Third-Party Lawsuits on Top of Comp
Workers’ comp never pays for pain and suffering — but a negligence lawsuit does. Under §15 of Chapter 152, if someone other than your employer caused your injury, you can sue them while collecting comp. The classic East Bridgewater examples: a worker driving for the job who’s rear-ended on Route 18 or Route 106, a subcontractor injured by another company’s crew, or anyone hurt by defective equipment. Comp pays now; the third-party case pursues full damages. Our workers’ compensation practice page explains how the lien and offset rules make the two claims work together.
Retaliation Protection
Firing or punishing a worker for filing a comp claim is unlawful in Massachusetts. If your hours were cut, your duties changed punitively, or you were let go after reporting an injury, tell us — it may add a separate claim with separate damages.
Talk to an East Bridgewater Workers’ Comp Lawyer
Robert Shea and Joseph Culgin have spent over two decades securing benefits for injured Plymouth County workers. The consultation is free, and there’s no fee unless we win. Call 617-674-0408 today.
East Bridgewater Workers’ Compensation FAQ
I live in East Bridgewater but was hurt working in Brockton. Where is my claim handled?

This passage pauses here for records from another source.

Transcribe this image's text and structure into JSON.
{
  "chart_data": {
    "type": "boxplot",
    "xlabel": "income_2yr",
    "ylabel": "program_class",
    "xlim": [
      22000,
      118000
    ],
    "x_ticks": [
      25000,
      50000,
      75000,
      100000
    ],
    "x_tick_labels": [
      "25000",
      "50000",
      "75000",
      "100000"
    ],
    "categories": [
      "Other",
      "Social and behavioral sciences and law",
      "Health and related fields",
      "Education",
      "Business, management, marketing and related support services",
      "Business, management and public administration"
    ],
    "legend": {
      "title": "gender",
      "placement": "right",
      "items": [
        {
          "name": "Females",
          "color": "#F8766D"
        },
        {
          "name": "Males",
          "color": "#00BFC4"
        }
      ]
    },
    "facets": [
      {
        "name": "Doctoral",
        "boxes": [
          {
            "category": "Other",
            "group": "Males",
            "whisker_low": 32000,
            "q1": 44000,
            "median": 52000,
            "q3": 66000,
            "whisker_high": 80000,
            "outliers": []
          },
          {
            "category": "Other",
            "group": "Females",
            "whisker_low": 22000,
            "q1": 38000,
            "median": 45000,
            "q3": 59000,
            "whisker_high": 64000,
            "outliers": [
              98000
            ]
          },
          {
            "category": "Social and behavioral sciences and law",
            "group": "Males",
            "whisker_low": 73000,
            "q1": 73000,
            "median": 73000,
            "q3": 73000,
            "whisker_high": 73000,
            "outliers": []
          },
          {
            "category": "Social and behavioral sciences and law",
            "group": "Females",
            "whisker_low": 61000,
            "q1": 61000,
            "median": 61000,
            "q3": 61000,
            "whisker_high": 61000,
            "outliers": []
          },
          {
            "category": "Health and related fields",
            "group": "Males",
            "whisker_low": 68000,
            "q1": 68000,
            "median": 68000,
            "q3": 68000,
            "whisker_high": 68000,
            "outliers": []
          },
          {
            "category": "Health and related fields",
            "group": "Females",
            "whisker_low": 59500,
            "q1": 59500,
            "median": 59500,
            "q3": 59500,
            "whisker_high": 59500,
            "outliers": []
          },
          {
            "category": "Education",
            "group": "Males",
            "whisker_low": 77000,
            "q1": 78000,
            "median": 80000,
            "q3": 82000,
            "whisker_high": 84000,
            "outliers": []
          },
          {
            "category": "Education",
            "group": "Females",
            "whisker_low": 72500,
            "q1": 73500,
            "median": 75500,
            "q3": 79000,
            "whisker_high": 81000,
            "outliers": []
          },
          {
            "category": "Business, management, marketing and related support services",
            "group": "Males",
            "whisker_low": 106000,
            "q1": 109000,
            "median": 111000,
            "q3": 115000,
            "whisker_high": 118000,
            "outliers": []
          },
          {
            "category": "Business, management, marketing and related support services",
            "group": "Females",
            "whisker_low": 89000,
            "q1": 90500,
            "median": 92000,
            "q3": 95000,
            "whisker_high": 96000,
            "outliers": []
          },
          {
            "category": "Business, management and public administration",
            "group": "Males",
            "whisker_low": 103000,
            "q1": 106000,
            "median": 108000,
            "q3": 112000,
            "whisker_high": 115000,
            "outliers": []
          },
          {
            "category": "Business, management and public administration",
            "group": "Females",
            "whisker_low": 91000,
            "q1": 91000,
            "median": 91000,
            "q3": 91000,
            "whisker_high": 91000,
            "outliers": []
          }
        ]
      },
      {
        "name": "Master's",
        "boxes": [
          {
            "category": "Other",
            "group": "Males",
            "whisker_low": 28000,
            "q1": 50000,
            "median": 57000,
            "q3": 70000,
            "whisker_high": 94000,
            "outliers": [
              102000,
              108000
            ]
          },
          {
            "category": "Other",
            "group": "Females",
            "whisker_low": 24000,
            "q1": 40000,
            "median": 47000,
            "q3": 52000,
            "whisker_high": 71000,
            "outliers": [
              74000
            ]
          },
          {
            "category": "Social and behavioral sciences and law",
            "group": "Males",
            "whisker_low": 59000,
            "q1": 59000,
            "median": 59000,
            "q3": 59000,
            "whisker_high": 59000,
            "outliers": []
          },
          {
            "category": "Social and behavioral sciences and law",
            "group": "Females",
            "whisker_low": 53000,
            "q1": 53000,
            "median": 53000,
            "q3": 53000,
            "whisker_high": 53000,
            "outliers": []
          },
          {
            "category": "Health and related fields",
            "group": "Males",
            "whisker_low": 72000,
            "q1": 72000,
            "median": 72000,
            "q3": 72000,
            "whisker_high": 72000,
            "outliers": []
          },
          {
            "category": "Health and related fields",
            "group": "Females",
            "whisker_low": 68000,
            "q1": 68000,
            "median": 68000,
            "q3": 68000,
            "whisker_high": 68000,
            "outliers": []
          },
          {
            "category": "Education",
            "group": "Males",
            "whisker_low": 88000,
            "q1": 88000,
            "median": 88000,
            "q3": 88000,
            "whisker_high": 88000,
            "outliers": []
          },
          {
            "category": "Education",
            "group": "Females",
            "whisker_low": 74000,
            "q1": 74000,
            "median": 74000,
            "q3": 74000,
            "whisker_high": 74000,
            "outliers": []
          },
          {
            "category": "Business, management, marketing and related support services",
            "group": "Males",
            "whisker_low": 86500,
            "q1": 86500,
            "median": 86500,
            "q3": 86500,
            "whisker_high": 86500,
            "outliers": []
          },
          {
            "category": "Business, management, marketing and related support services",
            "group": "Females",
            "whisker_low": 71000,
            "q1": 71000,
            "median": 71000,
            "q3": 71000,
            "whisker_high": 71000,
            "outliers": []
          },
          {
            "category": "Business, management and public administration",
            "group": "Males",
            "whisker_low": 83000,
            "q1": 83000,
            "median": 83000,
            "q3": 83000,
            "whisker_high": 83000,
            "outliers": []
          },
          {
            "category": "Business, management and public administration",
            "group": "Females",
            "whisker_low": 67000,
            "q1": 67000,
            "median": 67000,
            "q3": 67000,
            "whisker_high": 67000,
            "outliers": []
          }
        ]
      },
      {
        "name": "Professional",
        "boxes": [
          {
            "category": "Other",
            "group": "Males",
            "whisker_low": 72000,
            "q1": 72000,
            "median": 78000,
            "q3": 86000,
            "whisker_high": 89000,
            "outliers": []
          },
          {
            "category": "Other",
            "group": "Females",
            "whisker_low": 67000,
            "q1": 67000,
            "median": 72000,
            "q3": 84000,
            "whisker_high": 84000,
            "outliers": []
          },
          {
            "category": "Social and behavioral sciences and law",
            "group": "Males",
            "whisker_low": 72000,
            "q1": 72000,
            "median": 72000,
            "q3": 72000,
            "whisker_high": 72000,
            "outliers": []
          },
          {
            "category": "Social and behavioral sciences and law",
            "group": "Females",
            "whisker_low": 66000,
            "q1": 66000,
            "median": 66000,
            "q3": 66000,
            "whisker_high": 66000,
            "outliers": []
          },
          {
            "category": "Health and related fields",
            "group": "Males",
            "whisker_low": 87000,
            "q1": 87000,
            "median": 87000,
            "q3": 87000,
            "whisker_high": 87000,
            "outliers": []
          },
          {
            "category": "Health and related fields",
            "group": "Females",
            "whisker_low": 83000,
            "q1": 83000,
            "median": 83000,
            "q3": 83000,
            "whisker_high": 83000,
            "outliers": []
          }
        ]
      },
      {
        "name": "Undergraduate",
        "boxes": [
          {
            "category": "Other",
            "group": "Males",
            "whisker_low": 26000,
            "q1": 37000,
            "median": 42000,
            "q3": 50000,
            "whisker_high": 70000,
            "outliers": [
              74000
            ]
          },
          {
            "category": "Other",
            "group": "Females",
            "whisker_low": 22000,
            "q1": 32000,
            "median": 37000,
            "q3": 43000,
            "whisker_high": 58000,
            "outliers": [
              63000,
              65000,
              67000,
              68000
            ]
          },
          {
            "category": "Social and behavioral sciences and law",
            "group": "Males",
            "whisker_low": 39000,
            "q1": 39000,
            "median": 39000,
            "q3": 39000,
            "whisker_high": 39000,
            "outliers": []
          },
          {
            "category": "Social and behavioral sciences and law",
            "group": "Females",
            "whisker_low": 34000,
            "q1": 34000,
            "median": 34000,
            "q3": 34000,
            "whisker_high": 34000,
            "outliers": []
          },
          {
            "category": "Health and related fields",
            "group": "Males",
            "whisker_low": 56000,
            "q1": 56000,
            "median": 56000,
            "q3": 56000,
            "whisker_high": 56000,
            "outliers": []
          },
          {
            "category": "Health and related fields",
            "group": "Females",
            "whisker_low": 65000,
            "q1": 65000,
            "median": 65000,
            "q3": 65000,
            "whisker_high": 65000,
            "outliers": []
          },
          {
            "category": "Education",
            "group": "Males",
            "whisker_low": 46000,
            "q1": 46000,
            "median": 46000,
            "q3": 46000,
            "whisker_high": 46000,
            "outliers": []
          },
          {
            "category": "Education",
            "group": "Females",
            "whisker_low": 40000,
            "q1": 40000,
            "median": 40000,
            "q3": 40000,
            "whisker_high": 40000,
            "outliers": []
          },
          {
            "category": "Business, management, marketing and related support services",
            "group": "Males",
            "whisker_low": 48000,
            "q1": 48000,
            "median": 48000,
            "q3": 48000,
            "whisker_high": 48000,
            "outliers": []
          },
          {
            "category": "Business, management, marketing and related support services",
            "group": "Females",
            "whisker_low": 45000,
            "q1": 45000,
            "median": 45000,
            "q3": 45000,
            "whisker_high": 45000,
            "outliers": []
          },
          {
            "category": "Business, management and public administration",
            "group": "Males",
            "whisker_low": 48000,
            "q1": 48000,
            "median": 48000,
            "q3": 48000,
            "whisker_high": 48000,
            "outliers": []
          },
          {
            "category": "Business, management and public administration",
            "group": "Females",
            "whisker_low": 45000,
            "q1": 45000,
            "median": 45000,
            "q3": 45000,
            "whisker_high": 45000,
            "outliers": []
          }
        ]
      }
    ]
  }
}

At the Department of Industrial Accidents — there’s no “local court” for comp claims, and where you live or work doesn’t limit your lawyer choice. Our Brockton office sits in the middle of where most East Bridgewater residents actually work.
My employer is a small business without comp insurance. Am I out of luck?
No. Massachusetts maintains the Workers’ Compensation Trust Fund to pay claims against uninsured employers, and the uninsured employer faces serious penalties. Your benefits don’t depend on your boss having followed the law.
Can I collect workers’ comp and still bring a claim against the driver who hit me while I was working?
Yes — that’s precisely what §15 third-party claims are for. Comp pays wage and medical benefits now; the lawsuit against the at-fault driver pursues pain and suffering and full damages. The comp insurer gets repaid from the lawsuit under statutory lien rules we negotiate down wherever possible.
Do I really need a lawyer if the insurer is already paying me?
Not always — but checks that arrive on time can still be calculated on the wrong average weekly wage, and voluntary payments can stop without much warning during the first 180 days. A free consultation to verify your rate and protect your position costs you nothing.